There’s foam around her mouth, her pupils are fixed and dilated, but she’s still breathing. Margaret brings Oliver upstairs and both children stare at Cheryl.
“The letters,” Margaret says.
“The letters,” Oliver agrees.
They look at her for a while. Her face is the color of the wallpaper in Tom’s study, a kind of pale yellow.
Tom doesn’t get home until seven thirty. The kids are in front of the TV eating microwaved pizza.
“Where’s your mother?” he asks.
“She must have gone out,” Margaret says. “She wasn’t here when we got home.”
“But her car is parked across the street,” he says.
“Oh, really?” Margaret says and goes back to the TV.
“Cheryl!” Tom shouts upstairs but there is no answer. He storms into the kitchen and grabs a Sam Adams from the fridge. He takes a bite of pizza.

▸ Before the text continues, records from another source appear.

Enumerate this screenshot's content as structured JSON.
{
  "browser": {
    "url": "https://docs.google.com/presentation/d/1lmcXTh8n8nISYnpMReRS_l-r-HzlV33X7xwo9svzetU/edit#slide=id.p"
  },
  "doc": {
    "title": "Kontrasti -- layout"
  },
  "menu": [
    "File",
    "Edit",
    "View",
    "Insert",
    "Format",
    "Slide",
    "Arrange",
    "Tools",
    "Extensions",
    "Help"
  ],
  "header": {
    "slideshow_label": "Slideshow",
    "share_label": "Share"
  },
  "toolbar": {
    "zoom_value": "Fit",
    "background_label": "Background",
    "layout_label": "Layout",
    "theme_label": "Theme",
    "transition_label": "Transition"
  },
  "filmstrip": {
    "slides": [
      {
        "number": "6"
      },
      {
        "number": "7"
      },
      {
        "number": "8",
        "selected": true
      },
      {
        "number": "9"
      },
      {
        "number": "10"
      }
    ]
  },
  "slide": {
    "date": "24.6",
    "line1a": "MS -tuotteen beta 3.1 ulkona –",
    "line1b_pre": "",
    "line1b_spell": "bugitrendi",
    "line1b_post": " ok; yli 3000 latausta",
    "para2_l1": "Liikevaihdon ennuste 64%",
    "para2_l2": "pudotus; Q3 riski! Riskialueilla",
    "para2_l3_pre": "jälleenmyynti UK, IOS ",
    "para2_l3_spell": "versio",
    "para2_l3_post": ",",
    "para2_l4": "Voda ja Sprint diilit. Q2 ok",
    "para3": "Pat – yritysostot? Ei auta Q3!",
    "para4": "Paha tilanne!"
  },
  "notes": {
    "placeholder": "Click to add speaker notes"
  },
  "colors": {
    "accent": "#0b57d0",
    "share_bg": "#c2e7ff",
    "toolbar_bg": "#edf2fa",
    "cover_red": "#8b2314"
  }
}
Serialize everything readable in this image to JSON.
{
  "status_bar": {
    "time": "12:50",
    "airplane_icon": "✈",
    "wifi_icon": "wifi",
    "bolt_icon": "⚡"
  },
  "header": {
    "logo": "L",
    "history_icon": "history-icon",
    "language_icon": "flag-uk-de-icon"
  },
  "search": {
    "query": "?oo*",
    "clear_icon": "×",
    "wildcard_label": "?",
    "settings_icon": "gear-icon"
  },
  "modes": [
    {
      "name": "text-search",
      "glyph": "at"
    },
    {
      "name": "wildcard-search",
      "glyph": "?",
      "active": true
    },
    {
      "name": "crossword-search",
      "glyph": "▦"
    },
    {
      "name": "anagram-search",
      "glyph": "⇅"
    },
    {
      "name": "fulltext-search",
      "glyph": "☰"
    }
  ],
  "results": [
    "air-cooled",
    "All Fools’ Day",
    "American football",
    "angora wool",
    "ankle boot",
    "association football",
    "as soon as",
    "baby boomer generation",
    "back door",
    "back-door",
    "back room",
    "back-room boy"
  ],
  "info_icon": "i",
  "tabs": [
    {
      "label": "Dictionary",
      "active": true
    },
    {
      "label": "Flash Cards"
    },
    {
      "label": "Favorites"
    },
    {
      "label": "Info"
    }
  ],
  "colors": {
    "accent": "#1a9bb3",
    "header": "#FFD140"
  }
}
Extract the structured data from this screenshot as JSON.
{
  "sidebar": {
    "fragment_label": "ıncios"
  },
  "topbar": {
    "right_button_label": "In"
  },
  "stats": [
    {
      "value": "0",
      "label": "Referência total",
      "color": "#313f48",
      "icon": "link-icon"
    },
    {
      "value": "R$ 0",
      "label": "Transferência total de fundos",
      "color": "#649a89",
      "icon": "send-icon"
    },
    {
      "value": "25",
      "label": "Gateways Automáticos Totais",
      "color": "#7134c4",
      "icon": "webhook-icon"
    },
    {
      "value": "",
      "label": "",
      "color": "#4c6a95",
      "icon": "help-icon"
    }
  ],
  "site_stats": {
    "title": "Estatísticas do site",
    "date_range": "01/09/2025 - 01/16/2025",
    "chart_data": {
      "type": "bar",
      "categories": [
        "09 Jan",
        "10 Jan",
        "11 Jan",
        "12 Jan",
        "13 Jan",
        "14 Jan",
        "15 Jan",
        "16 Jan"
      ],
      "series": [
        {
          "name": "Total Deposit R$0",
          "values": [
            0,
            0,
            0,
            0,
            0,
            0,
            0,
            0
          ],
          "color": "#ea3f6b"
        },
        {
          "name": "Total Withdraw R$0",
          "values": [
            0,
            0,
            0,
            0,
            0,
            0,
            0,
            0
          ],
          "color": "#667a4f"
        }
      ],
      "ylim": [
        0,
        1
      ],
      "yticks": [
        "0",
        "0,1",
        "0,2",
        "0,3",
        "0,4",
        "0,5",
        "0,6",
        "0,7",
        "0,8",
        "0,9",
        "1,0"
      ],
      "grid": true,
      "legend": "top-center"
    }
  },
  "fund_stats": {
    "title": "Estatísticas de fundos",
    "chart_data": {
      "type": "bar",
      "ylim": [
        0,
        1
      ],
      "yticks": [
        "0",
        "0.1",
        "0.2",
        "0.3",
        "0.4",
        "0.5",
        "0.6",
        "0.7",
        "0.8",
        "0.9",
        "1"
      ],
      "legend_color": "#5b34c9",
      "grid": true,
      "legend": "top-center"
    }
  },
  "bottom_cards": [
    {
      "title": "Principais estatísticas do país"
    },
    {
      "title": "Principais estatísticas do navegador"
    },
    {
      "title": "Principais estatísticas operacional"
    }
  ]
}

When he does finally go upstairs, it’s too late. The Nembutal has induced respiratory failure leading to cardiac arrest.
He sinks to his knees and takes his wife’s cold hand.
He begins to cry.
“What have I done to deserve this?” he wonders out loud.
And then he remembers.
61
Erik’s been at it all night. He is five cups of coffee in. He is six layers down in the Russian doll of anonymity and fake identities. He has scrubbed the traces and is using a brand-new MacBook with a bogus IP address that locates it in far-off Melbourne, Australia. He is deep in the maze, but he is safe. Or thinks he is.
He’s pleased with his research. All the building blocks are in place.
Always were in place.
The Karush-Kuhn-Tucker conditions are optimal. The information is there if you know where and how to look. All those hints, all those personal ads, all those confessions. Every new person introduced to The Chain adds a geometric level of instability. The thing has been teetering on the verge of collapse for a long time. It’s just figuring out a way to harness the data points into a shape.